I asked Olson if he got much negative feedback from the AV vendors. He said they had some interest when they first started doing the tests, but that they simply explained what they were doing, and how they were doing it, and nobody could complain. “As a company, our principle interest is not viruses – we’re not binary crackers – our principle interest is in studying what is happening out on the internet right now; and one of the things that happens is that we download all of this malware. The key point about our methodology and studies about malware being distributed in the wild is that we are doing what users do, not what virus crackers in control of their own standards and environments do – we’re clicking on links and visiting pages and getting infected like normal users – the only difference between what I’m doing and what my mom does is that I’m doing it on purpose; I’m trying to make it happen and she’s trying to avoid it; and my mom relies on one or more of those products we’ve just pilloried to keep her safe from all of those things, and they’re doing a not very good job of it.”
So, I asked Cyveillance, Why did you do this thing? “We’re not suggesting that you don’t use the tools that exist out there,” said Brian Hedquist, Cyveillance Director, Marketing and Communications. “But from an enterprise point of view we’re suggesting that you have to take other methods of protecting yourself – the AV companies have bandied their solutions around for so long that enterprises have got complacent with their firewalls and anti-virus – but the bad guys are getting better and better all the time and companies can’t just sit around thinking they’re protected when they’re not.”

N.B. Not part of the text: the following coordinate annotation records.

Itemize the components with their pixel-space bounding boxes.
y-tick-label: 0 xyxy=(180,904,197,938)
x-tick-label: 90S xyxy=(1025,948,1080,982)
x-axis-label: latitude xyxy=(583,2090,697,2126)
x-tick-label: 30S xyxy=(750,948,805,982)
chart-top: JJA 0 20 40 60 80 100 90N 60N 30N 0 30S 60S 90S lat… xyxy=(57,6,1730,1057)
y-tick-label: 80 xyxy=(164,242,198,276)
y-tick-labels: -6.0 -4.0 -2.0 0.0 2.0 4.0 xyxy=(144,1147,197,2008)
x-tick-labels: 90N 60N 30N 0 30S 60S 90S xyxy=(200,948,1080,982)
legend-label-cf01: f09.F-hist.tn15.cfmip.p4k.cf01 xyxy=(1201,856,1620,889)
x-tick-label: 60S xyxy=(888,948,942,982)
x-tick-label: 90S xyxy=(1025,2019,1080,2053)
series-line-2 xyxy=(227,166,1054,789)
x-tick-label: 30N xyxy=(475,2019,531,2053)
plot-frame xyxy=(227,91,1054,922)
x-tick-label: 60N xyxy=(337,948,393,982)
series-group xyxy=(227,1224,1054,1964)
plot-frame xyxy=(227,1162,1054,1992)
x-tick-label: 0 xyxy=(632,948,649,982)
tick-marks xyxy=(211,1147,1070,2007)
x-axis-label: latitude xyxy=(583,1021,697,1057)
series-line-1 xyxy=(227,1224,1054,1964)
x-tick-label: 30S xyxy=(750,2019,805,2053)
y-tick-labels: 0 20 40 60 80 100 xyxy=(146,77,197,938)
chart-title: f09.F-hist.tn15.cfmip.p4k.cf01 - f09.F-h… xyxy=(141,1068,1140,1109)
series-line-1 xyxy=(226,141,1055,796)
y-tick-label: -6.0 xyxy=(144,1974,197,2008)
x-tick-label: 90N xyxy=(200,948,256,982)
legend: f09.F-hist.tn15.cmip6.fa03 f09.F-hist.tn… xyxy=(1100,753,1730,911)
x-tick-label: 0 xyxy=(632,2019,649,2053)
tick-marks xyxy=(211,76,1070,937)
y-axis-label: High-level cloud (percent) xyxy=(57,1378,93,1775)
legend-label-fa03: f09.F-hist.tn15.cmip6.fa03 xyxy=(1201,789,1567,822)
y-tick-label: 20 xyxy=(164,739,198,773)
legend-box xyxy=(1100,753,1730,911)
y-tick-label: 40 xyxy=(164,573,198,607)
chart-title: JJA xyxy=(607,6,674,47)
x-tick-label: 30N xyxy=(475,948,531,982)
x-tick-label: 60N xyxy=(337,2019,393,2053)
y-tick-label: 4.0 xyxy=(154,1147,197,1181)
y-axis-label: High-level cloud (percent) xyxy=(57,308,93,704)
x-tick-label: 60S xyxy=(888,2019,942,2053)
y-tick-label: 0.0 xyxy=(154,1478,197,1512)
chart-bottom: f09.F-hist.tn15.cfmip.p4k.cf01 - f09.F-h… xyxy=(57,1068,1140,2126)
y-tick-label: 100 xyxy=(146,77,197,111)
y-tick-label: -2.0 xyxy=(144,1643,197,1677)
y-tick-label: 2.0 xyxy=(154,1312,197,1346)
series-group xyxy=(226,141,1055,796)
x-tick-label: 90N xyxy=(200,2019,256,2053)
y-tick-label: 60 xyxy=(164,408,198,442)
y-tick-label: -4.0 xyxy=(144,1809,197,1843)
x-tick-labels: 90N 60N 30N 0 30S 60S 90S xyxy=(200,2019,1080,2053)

“Anti-virus is absolutely necessary,” agrees Olson. “It is necessary but not sufficient. Companies have to get away from the reactive security mindset. Proactive security is possible when you have the intelligence, and Cyveillance has that intelligence. The technology arms race always favours the bad guy; so you have to train your employees; and train your executives who may be targeted on a personal basis one on one; and thoroughly research social engineering attacks. So, why did we do this? Partly because we believe that AV is necessary but insufficient; and partly because some of those other things that can help with proactive security, we can offer.”